Fifty-eight years after Yuri Gagarin, the Soviet cosmonaut, became the first human being to orbit the Earth, and 50 years after the American astronaut, Neil Armstrong, landed on the moon, the Indian Space Research Organisation amidst much hoopla and in the presence of President Ram Nath Kovind and more than 5,000 invited spectators, scheduled the launch of India’s second lunar mission, Chandrayaan-2, at 2.50 am on 15 July.
Fifty-six minutes before the scheduled lift-off, it was aborted due to a snag in its cryogenic engine. Success and failure is common to all space-faring nations, but the failure of Chandrayaan-2 to take off as scheduled is a serious letdown to Prime Minister Narendra Modi’s last Independence Day speech from the ramparts of the Red Fort in Delhi announcing that the nation will have its first manned space mission in 2022, the 75th year of Independence.
ISRO drew up a Rs 10,000-crore plan to send a three-member crew into space on a sevenday mission. Chandrayaan-2 has been rescheduled to be launched on 22 July at 2.43 pm. ISRO may shrink the original 17-day period the spacecraft was set to go around the earth before being put on course to the moon so as to keep the landing position and schedule intact.
The vehicle chosen for the manned mission is GSLV Mark III, the same that was used in Chandrayaan-2 to drop a rover on the moon’s South Pole where no country has gone before. Unlike the Polar Satellite Launch vehicle, which has carried out at least 45 successful launches and earned the reputation of being ISRO’s dependable work horse, the GSLV M-III is yet to be operationalised.

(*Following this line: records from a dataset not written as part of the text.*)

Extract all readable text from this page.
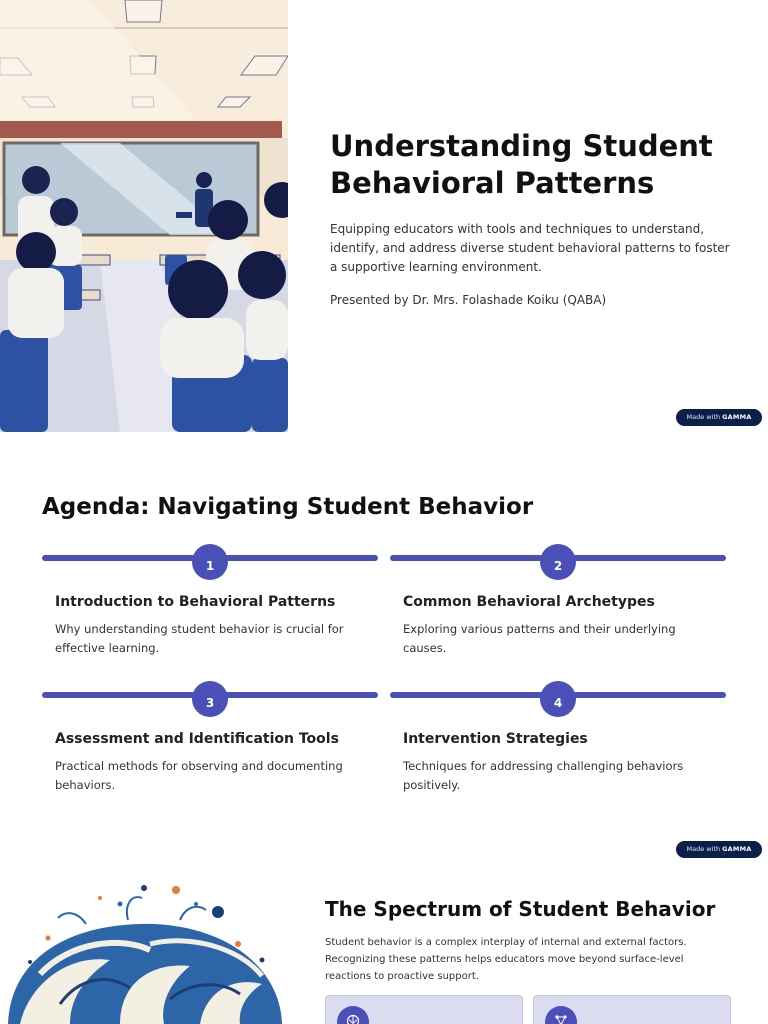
Understanding Student Behavioral Patterns

Equipping educators with tools and techniques to understand, identify, and address diverse student behavioral patterns to foster a supportive learning environment.

Presented by Dr. Mrs. Folashade Koiku (QABA)

Made with GAMMA
Agenda: Navigating Student Behavior
1
Introduction to Behavioral Patterns
Why understanding student behavior is crucial for effective learning.
2
Common Behavioral Archetypes
Exploring various patterns and their underlying causes.
3
Assessment and Identification Tools
Practical methods for observing and documenting behaviors.
4
Intervention Strategies
Techniques for addressing challenging behaviors positively.
Made with GAMMA
The Spectrum of Student Behavior

Student behavior is a complex interplay of internal and external factors. Recognizing these patterns helps educators move beyond surface-level reactions to proactive support.
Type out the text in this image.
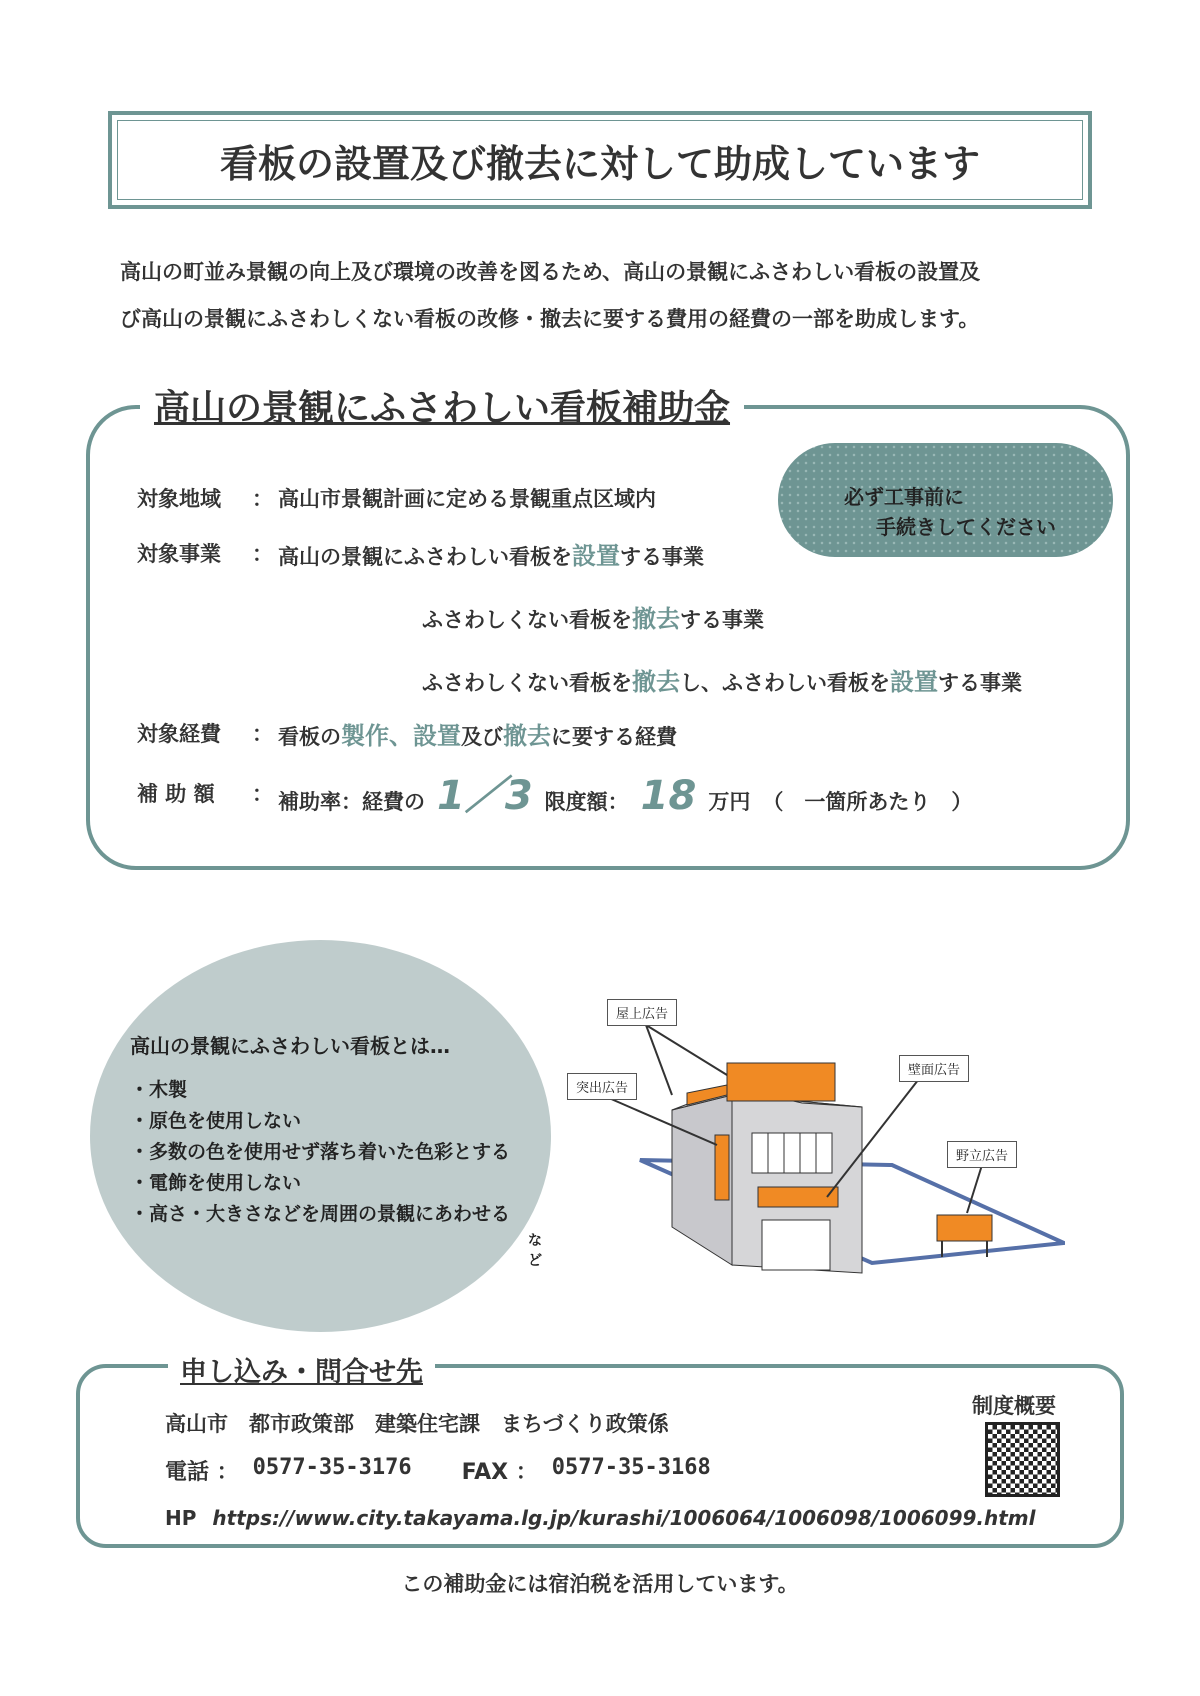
看板の設置及び撤去に対して助成しています
高山の町並み景観の向上及び環境の改善を図るため、高山の景観にふさわしい看板の設置及
び高山の景観にふさわしくない看板の改修・撤去に要する費用の経費の一部を助成します。
高山の景観にふさわしい看板補助金
必ず工事前に
手続きしてください
対象地域 ： 高山市景観計画に定める景観重点区域内
対象事業 ： 高山の景観にふさわしい看板を設置する事業
ふさわしくない看板を撤去する事業
ふさわしくない看板を撤去し、ふさわしい看板を設置する事業
対象経費 ： 看板の製作、設置及び撤去に要する経費
補 助 額 ： 補助率：経費の 1／3 限度額： 18 万円 （　一箇所あたり　）
高山の景観にふさわしい看板とは…
・木製
・原色を使用しない
・多数の色を使用せず落ち着いた色彩とする
・電飾を使用しない
・高さ・大きさなどを周囲の景観にあわせる
など
屋上広告
突出広告
壁面広告
野立広告
申し込み・問合せ先
高山市　都市政策部　建築住宅課　まちづくり政策係
電話 ： 0577-35-3176 FAX ： 0577-35-3168
HP https://www.city.takayama.lg.jp/kurashi/1006064/1006098/1006099.html
制度概要
この補助金には宿泊税を活用しています。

On hearing the Prime Minister’s last Independence Day speech, G Madhavan Nair, former ISRO chairman, said India has to go miles and miles before thinking of a manned space flight. “It seems the Prime Minister has bitten more than what he could chew. He could have been made to believe about the feasibility of such a mission by ISRO scientists,” Madhavan Nair said.
The GSLV M-III should be made foolproof first and obtain man-rating, a term used to measure the safety and credibility of the launch vehicle meant for manned space mission. The global standard of man-rating is extremely stringent. The last three decades witnessed the Indian space programme making extraordinary progress in perfecting its launch vehicle technology despite the official and unofficial embargo imposed on the country by certain powers, particularly the USA, from getting international cooperation of any kind.
Two feats still remain elusive to ISRO: manned mission to space and the dream of establishing a permanent hub in space like the International Space Station owned and operated by a consortium of nations including the USA, Russia, Japan, Canada and the European Space Agency.
ISRO will no doubt achieve these two feats also, but in its own time and not under any pressure nor for any partisan gain.